Segundo o Ipea, igualdade racial no Brasil só deverá ser alcançada daqui a 50 anos
“A Princesa Imperial Regente, em nome de Sua Majestade o Imperador, o senhor D. Pedro II, faz saber a todos os súditos do Império que a Assembléia Geral decretou e Ela sancionou a Lei seguinte: Art. 1º – É declarada extinta desde a data desta lei a escravidão no Brasil. Art. 2º – Revogam-se as disposições em contrário”.
A Lei Áurea, maior marco da história da escravidão no país, completa hoje 120 anos sem ter, no entanto, muito o que comemorar. O movimento negro no Brasil considera que a medida foi apenas uma conquista na área jurídica, mas não social: os negros – 45% da população atual do país – permaneceram marginalizados e até hoje lutam contra o preconceito.
O estudo “Desigualdade Racial no Brasil”, que deve ser divulgado agora à tarde pelo Ipea (Instituto de Pesquisa Econômica Aplicada), revela que nas atuais velocidade e intensidade de implantação de políticas públicas, a igualdade só virá daqui a cinco décadas, ou seja, no aniversário de 170 anos da abolição da escravatura.
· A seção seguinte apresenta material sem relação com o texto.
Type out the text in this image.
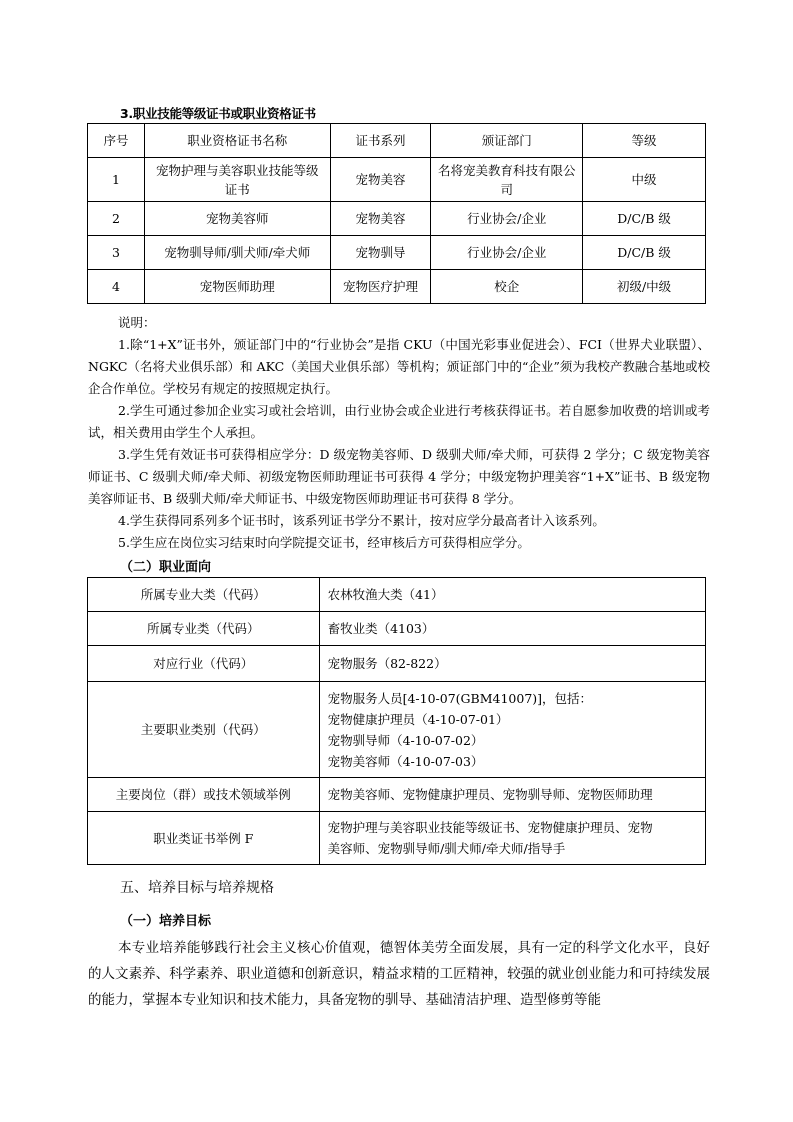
3.职业技能等级证书或职业资格证书
序号	职业资格证书名称	证书系列	颁证部门	等级
1	宠物护理与美容职业技能等级证书	宠物美容	名将宠美教育科技有限公司	中级
2	宠物美容师	宠物美容	行业协会/企业	D/C/B 级
3	宠物驯导师/驯犬师/牵犬师	宠物驯导	行业协会/企业	D/C/B 级
4	宠物医师助理	宠物医疗护理	校企	初级/中级
说明：
1.除“1+X”证书外，颁证部门中的“行业协会”是指 CKU（中国光彩事业促进会）、FCI（世界犬业联盟）、NGKC（名将犬业俱乐部）和 AKC（美国犬业俱乐部）等机构；颁证部门中的“企业”须为我校产教融合基地或校企合作单位。学校另有规定的按照规定执行。
2.学生可通过参加企业实习或社会培训，由行业协会或企业进行考核获得证书。若自愿参加收费的培训或考试，相关费用由学生个人承担。
3.学生凭有效证书可获得相应学分：D 级宠物美容师、D 级驯犬师/牵犬师，可获得 2 学分；C 级宠物美容师证书、C 级驯犬师/牵犬师、初级宠物医师助理证书可获得 4 学分；中级宠物护理美容“1+X”证书、B 级宠物美容师证书、B 级驯犬师/牵犬师证书、中级宠物医师助理证书可获得 8 学分。
4.学生获得同系列多个证书时，该系列证书学分不累计，按对应学分最高者计入该系列。
5.学生应在岗位实习结束时向学院提交证书，经审核后方可获得相应学分。
（二）职业面向
所属专业大类（代码）	农林牧渔大类（41）
所属专业类（代码）	畜牧业类（4103）
对应行业（代码）	宠物服务（82-822）
主要职业类别（代码）	宠物服务人员[4-10-07(GBM41007)]，包括：
宠物健康护理员（4-10-07-01）
宠物驯导师（4-10-07-02）
宠物美容师（4-10-07-03）

主要岗位（群）或技术领域举例	宠物美容师、宠物健康护理员、宠物驯导师、宠物医师助理
职业类证书举例 F	宠物护理与美容职业技能等级证书、宠物健康护理员、宠物
美容师、宠物驯导师/驯犬师/牵犬师/指导手
五、培养目标与培养规格
（一）培养目标
本专业培养能够践行社会主义核心价值观，德智体美劳全面发展，具有一定的科学文化水平，良好的人文素养、科学素养、职业道德和创新意识，精益求精的工匠精神，较强的就业创业能力和可持续发展的能力，掌握本专业知识和技术能力，具备宠物的驯导、基础清洁护理、造型修剪等能
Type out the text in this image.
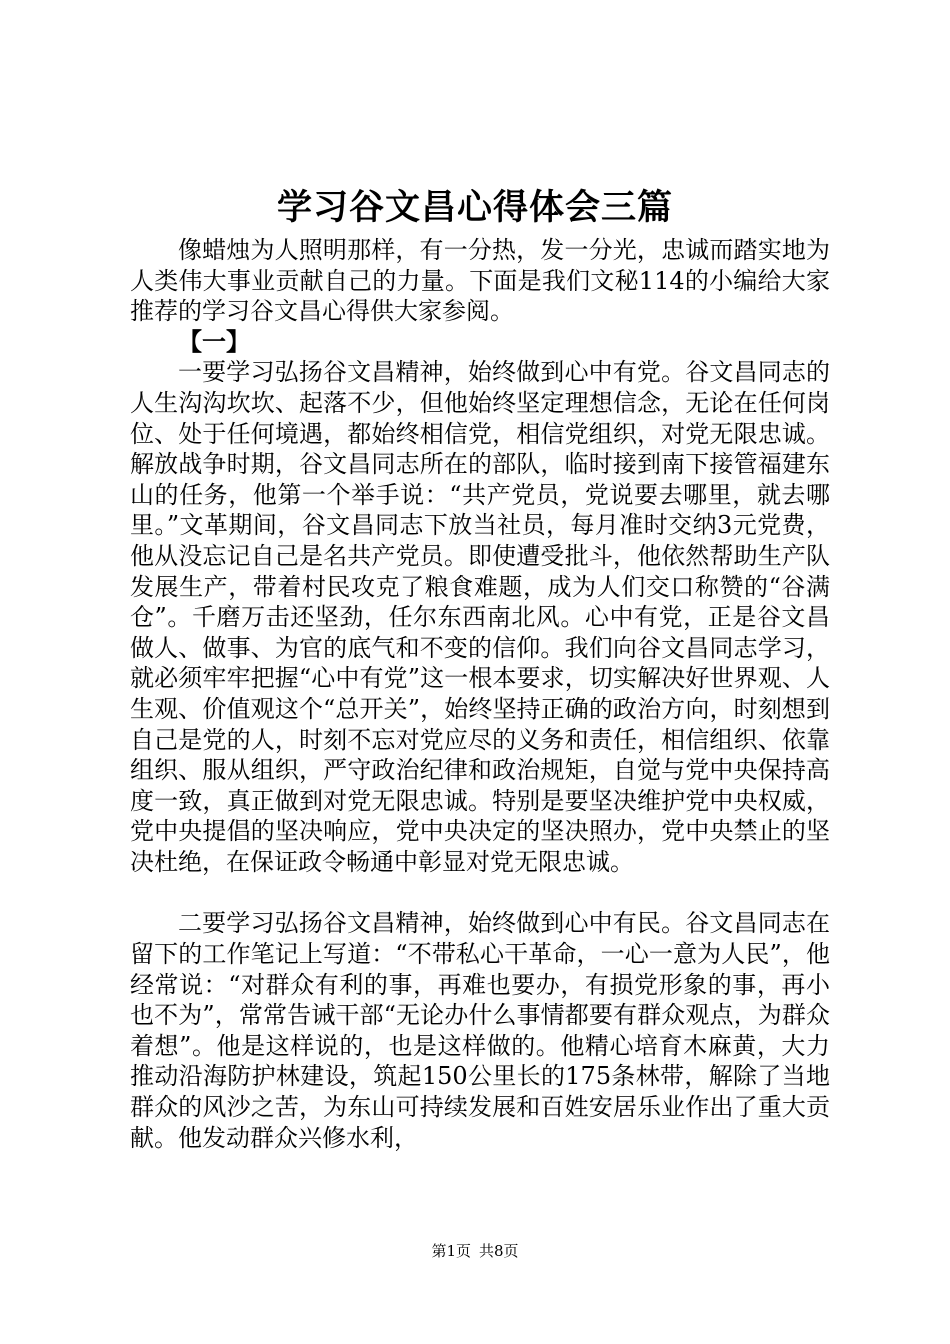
学习谷文昌心得体会三篇

像蜡烛为人照明那样，有一分热，发一分光，忠诚而踏实地为人类伟大事业贡献自己的力量。下面是我们文秘114的小编给大家推荐的学习谷文昌心得供大家参阅。

【一】

一要学习弘扬谷文昌精神，始终做到心中有党。谷文昌同志的人生沟沟坎坎、起落不少，但他始终坚定理想信念，无论在任何岗位、处于任何境遇，都始终相信党，相信党组织，对党无限忠诚。解放战争时期，谷文昌同志所在的部队，临时接到南下接管福建东山的任务，他第一个举手说：“共产党员，党说要去哪里，就去哪里。”文革期间，谷文昌同志下放当社员，每月准时交纳3元党费，他从没忘记自己是名共产党员。即使遭受批斗，他依然帮助生产队发展生产，带着村民攻克了粮食难题，成为人们交口称赞的“谷满仓”。千磨万击还坚劲，任尔东西南北风。心中有党，正是谷文昌做人、做事、为官的底气和不变的信仰。我们向谷文昌同志学习，就必须牢牢把握“心中有党”这一根本要求，切实解决好世界观、人生观、价值观这个“总开关”，始终坚持正确的政治方向，时刻想到自己是党的人，时刻不忘对党应尽的义务和责任，相信组织、依靠组织、服从组织，严守政治纪律和政治规矩，自觉与党中央保持高度一致，真正做到对党无限忠诚。特别是要坚决维护党中央权威，党中央提倡的坚决响应，党中央决定的坚决照办，党中央禁止的坚决杜绝，在保证政令畅通中彰显对党无限忠诚。

二要学习弘扬谷文昌精神，始终做到心中有民。谷文昌同志在留下的工作笔记上写道：“不带私心干革命，一心一意为人民”，他经常说：“对群众有利的事，再难也要办，有损党形象的事，再小也不为”，常常告诫干部“无论办什么事情都要有群众观点，为群众着想”。他是这样说的，也是这样做的。他精心培育木麻黄，大力推动沿海防护林建设，筑起150公里长的175条林带，解除了当地群众的风沙之苦，为东山可持续发展和百姓安居乐业作出了重大贡献。他发动群众兴修水利，

第1页 共8页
Enquanto uns vêem grandeza no documento que pôs fim à escravidão no Brasil, outros acreditam que a data apenas jogou os negros nas ruas, sem eira nem beira e sem qualquer condição econômica. Após a abolição, não houve qualquer política pública para integrar os ex-escravos à sociedade.
O Brasil assumiu responsabilidades internas para diminuir as diferenças sociais entre negros e brancos há algum tempo, entretanto, deixa a desejar quando se trata de promovê-las. Essa é a opinião do coordenador do Núcleo de Estudos Afro-Brasileiros da Universidade de Brasília, Nelson Inocêncio, que realça a dificuldade do diálogo interno no governo. “Toda política do governo para lograr êxito precisa ter um respaldo da maioria, o que eu percebo no governo Lula é que não parece ser um consenso”, destaca.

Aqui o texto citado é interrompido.